William Watts Sherman (August 4, 1842 - January 22, 1912) was a New York City businessman and the treasurer of the Newport Casino. In 1875-1876 he had the William Watts Sherman House constructed in Newport, Rhode Island.

==Early life==
William Watts Sherman was born on August 4, 1842, in Albany, New York, to Watts Sherman (c. 1820-1865) and Sarah Maria Gibson.

==Career==
William Watts Sherman trained as a physician but followed his father into the banking firm Duncan, Sherman & Company. In 1875 to 1876 he built the William Watts Sherman House in Newport, Rhode Island, which is a National Historic Landmark due to its architectural significance.

He was a presidential elector from Rhode Island for President Theodore Roosevelt in 1904.

Sherman belonged to several patriotic and hereditary societies. In 1905, he was admitted as an honorary member of the Rhode Island Society of the Cincinnati. He was also a charter member of the Rhode Island Society of the Sons of the Revolution in 1896 (membership number 1) and served as its first president until 1903. He was also a charter member of the Rhode Island Society of Colonial Wars in 1897 and a member of the Saint Nicholas Society of the City of New York.

Sherman was a member of several social clubs including the Knickerbocker Club, Metropolitan Club, Century Club, City Club, and the National Arts Club.

== Personal life ==
On July 7, 1871, he married Annie Derby Rogers Wetmore (1848–1884), daughter of William Shepard Wetmore (1801–1862) and sister of Sen.
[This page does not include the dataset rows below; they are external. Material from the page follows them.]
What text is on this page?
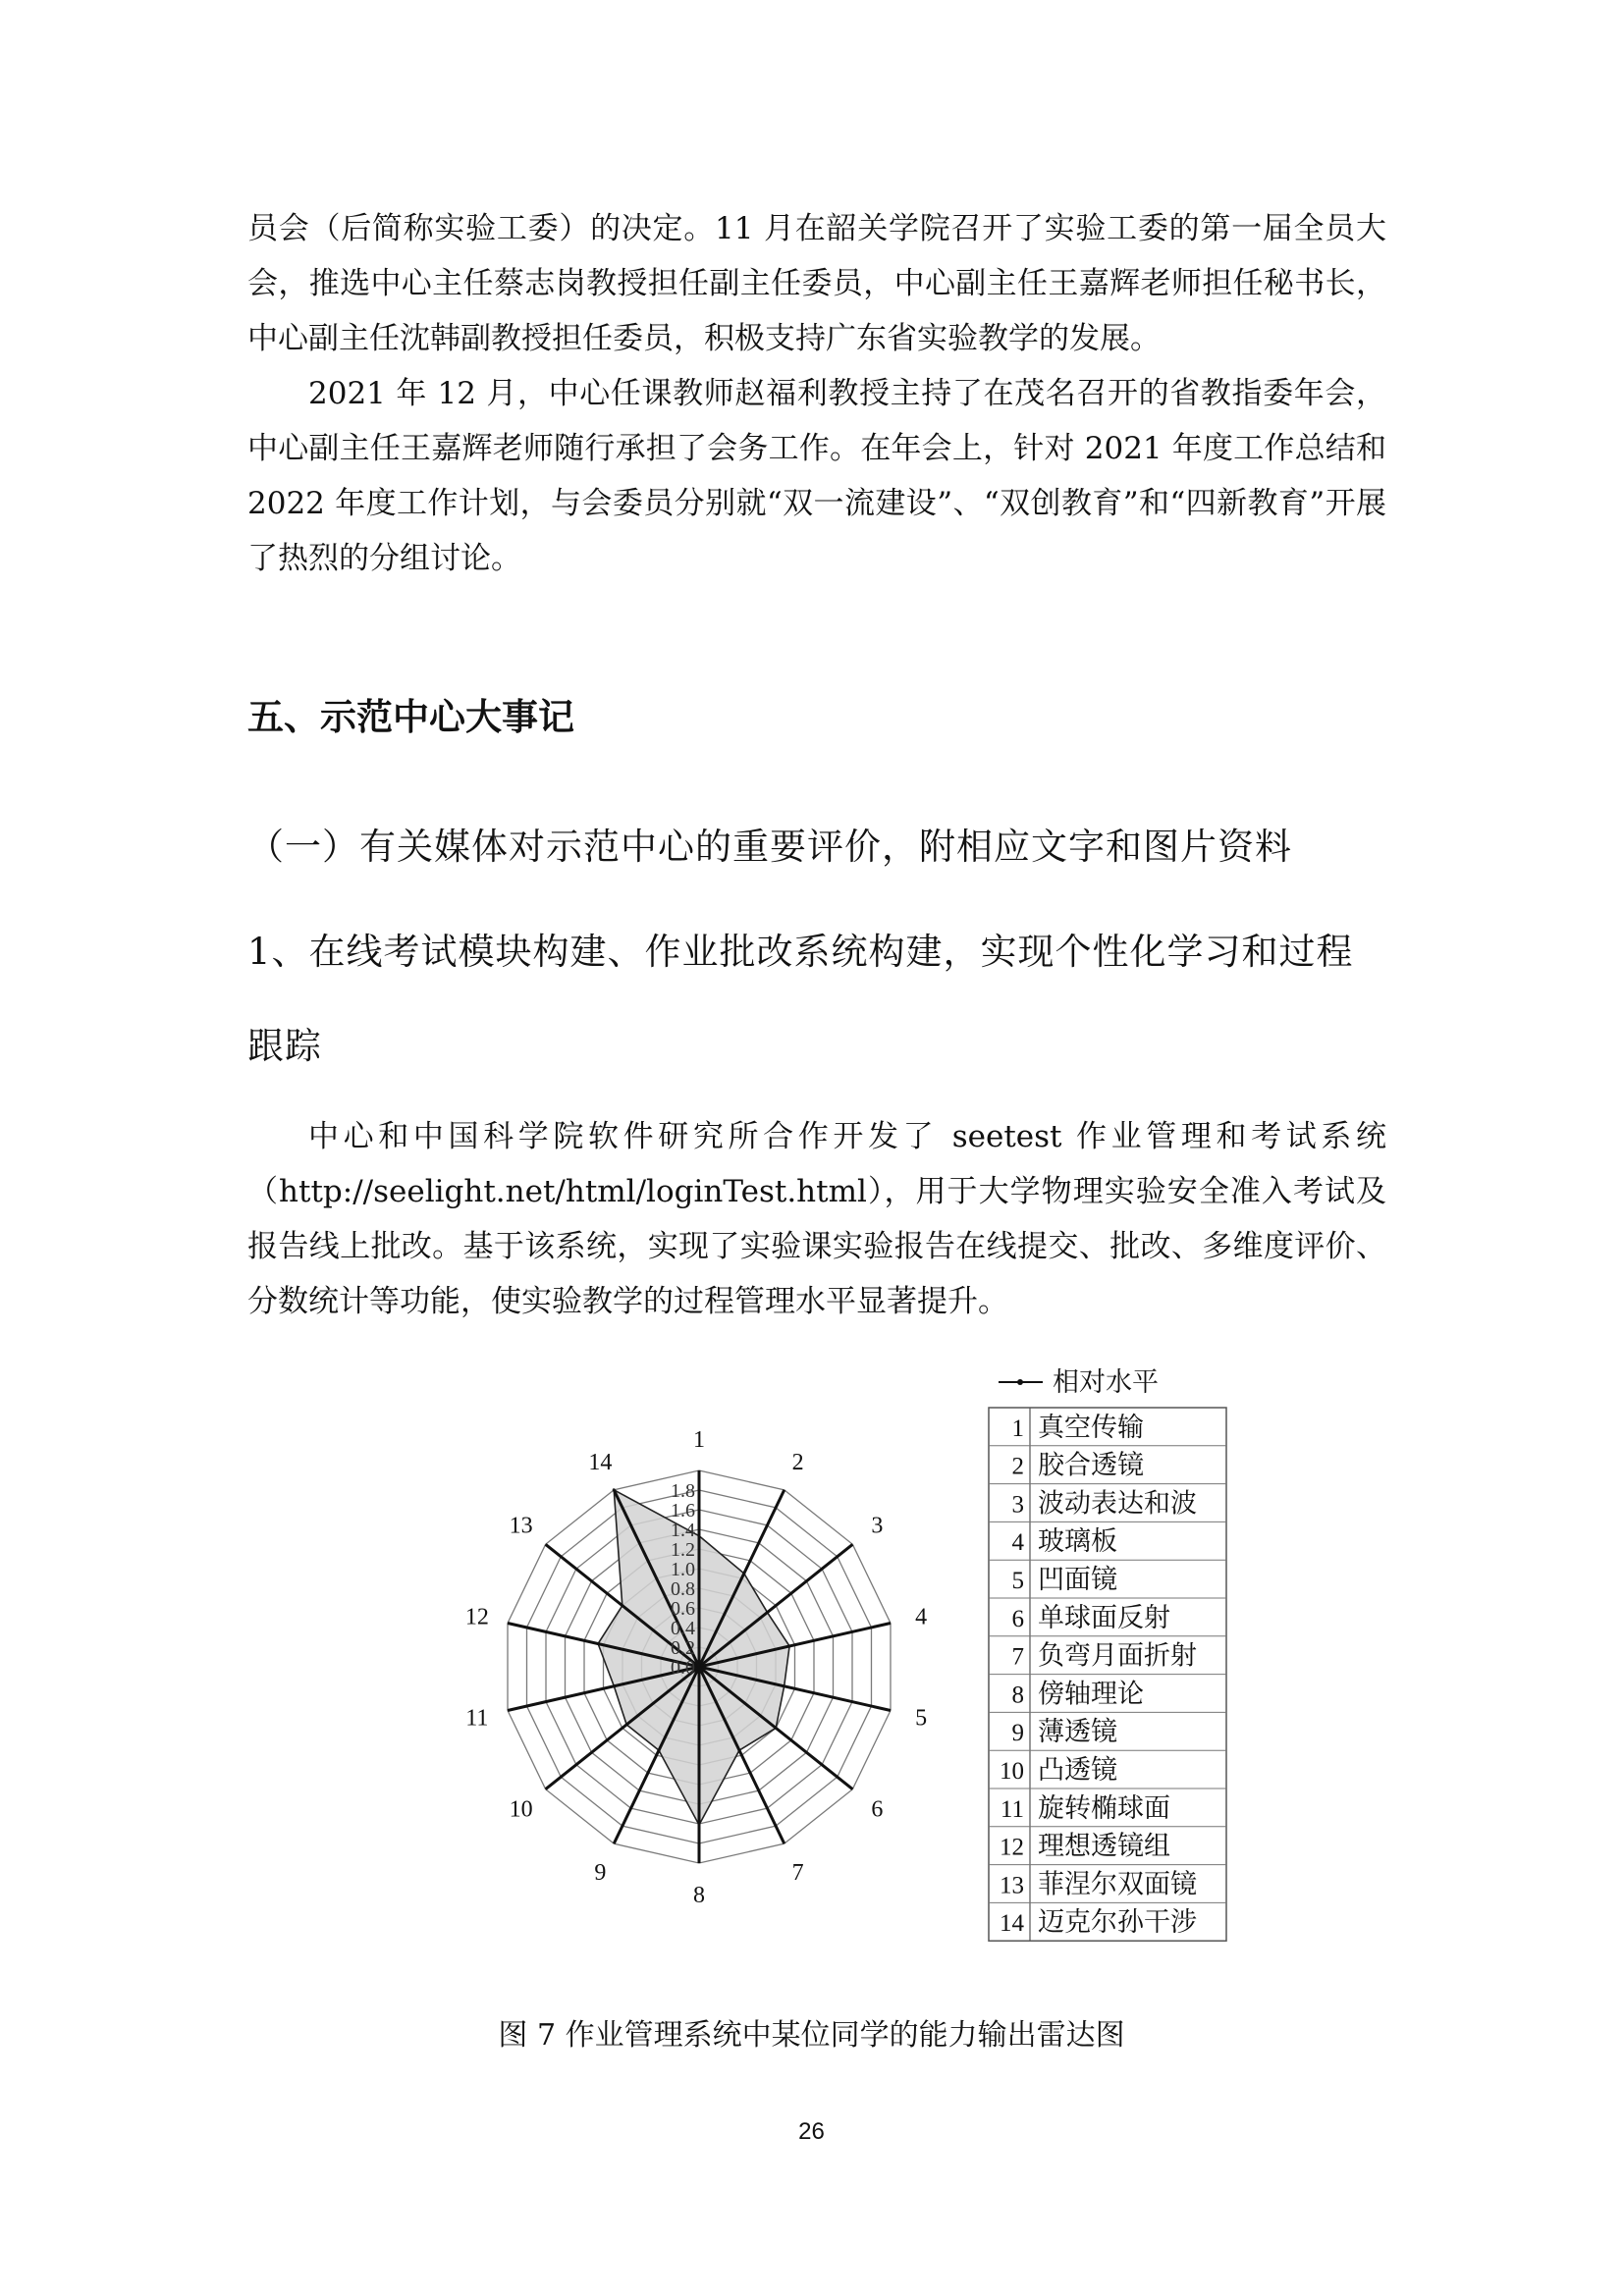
员会（后简称实验工委）的决定。11 月在韶关学院召开了实验工委的第一届全员大会，推选中心主任蔡志岗教授担任副主任委员，中心副主任王嘉辉老师担任秘书长，中心副主任沈韩副教授担任委员，积极支持广东省实验教学的发展。
2021 年 12 月，中心任课教师赵福利教授主持了在茂名召开的省教指委年会，中心副主任王嘉辉老师随行承担了会务工作。在年会上，针对 2021 年度工作总结和 2022 年度工作计划，与会委员分别就“双一流建设”、“双创教育”和“四新教育”开展了热烈的分组讨论。
五、示范中心大事记
（一）有关媒体对示范中心的重要评价，附相应文字和图片资料
1、在线考试模块构建、作业批改系统构建，实现个性化学习和过程跟踪
中心和中国科学院软件研究所合作开发了 seetest 作业管理和考试系统（http://seelight.net/html/loginTest.html），用于大学物理实验安全准入考试及报告线上批改。基于该系统，实现了实验课实验报告在线提交、批改、多维度评价、分数统计等功能，使实验教学的过程管理水平显著提升。
0.0
0.2
0.4
0.6
0.8
1.0
1.2
1.4
1.6
1.8
1
2
3
4
5
6
7
8
9
10
11
12
13
14
相对水平
1 真空传输
2 胶合透镜
3 波动表达和波
4 玻璃板
5 凹面镜
6 单球面反射
7 负弯月面折射
8 傍轴理论
9 薄透镜
10 凸透镜
11 旋转椭球面
12 理想透镜组
13 菲涅尔双面镜
14 迈克尔孙干涉
图 7 作业管理系统中某位同学的能力输出雷达图
26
George Peabody Wetmore (1846–1921). Before Annie's death of pneumonia in 1884, they had two daughters:
- Georgette Wetmore Sherman (1872–1960), who married Harold Brown (1863–1900), the son of John Carter Brown II (1797–1874) in 1892.
- Sybil Katherine Sherman (1875–1954), who married John Ellis Hoffman in 1896. They divorced in 1904 and in 1905, she married Norrie Sellar (1872–1932), a prominent cotton broker who was a grandson of Adam Norrie.

In 1885, he married Sophia Augusta Brown (1867–1947), daughter of John Carter Brown II (1797–1874) and granddaughter of Nicholas Brown, Jr., the namesake of Brown University. Sophia's brother later married Sherman's eldest daughter, Georgette. Their other brother was John Nicholas Brown I (1861–1900). Together, William and Sophia had two daughters:
- Irene Muriel Augusta Sherman (1887–1969), who married Lawrence Lewis Gillespie (1876–1946).
- Mildred Constance Sherman (1888–1961), who married Ralph Stonor, 5th Baron Camoys (1884–1968).

William Watts Sherman died on January 22, 1912, at his home at 838 Fifth Avenue. He was buried in the Island Cemetery in Newport, Rhode Island.